On enterprise mobility, Jonathan said 18 million SMEs in India is a huge opportunity. On user experience, Ashwin said the concept of design should be woven into the app and not thought of separately and added that design doesn’t mean visual appeal alone but also functionality. He was excited that in the next 18 to 24 months, Android first smart phones will flood the market and that will bring in a big opportunity. On sectoral opportunities, most panellists agreed on infotainment as the next game changer, home automation becoming possible, commerce happening, and healthcare delivered.

Jonathan said that data should be charged by the mobile operator as calls and messaging are now done through other avenues and operators are losing money there.
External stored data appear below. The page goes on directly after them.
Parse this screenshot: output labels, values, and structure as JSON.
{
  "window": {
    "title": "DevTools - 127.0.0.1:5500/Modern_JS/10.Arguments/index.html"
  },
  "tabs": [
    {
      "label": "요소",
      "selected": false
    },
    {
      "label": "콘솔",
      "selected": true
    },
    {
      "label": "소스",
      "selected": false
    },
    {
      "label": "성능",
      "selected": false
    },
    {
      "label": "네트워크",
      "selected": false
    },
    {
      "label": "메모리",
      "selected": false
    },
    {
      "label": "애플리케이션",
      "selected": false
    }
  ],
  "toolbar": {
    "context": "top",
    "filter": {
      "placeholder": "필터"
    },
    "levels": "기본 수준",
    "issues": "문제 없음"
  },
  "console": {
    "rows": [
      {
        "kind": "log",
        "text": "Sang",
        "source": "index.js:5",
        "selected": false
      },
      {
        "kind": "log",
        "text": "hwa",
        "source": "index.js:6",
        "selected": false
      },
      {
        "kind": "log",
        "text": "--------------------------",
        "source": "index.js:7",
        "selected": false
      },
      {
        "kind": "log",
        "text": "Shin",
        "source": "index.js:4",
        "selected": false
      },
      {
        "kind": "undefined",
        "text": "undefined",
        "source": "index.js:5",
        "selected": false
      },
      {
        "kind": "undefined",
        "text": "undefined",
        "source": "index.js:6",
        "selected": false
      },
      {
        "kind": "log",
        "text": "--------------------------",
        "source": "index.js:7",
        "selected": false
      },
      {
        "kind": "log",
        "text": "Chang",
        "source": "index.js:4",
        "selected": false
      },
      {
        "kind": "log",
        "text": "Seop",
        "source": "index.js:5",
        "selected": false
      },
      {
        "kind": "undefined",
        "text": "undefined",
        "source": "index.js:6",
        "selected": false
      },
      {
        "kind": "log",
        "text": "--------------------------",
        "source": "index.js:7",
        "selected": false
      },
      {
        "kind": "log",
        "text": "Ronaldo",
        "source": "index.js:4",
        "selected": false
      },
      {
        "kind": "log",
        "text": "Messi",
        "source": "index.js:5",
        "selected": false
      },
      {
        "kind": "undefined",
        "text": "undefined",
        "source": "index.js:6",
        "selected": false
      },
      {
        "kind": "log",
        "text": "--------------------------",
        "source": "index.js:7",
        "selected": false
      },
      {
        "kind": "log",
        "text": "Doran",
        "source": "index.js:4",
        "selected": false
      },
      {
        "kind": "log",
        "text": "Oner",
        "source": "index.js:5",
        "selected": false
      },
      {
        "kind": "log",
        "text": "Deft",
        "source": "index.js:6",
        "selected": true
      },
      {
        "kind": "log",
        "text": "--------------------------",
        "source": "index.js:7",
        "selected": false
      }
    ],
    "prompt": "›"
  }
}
Ramesh lamented that bandwidth is a problem and Ashwin was optimistic that video calling will happen soon.

In India, mobile continues to remain an “opportunity” but yet to become a big revenue spinner. Apps are not yet consumed in massive scale and other revenue options in mobile are not exciting either. It remains to be seen how the mobile hype will pan out. If predictions are true, the next three years will witness phenomenal changes in mobile.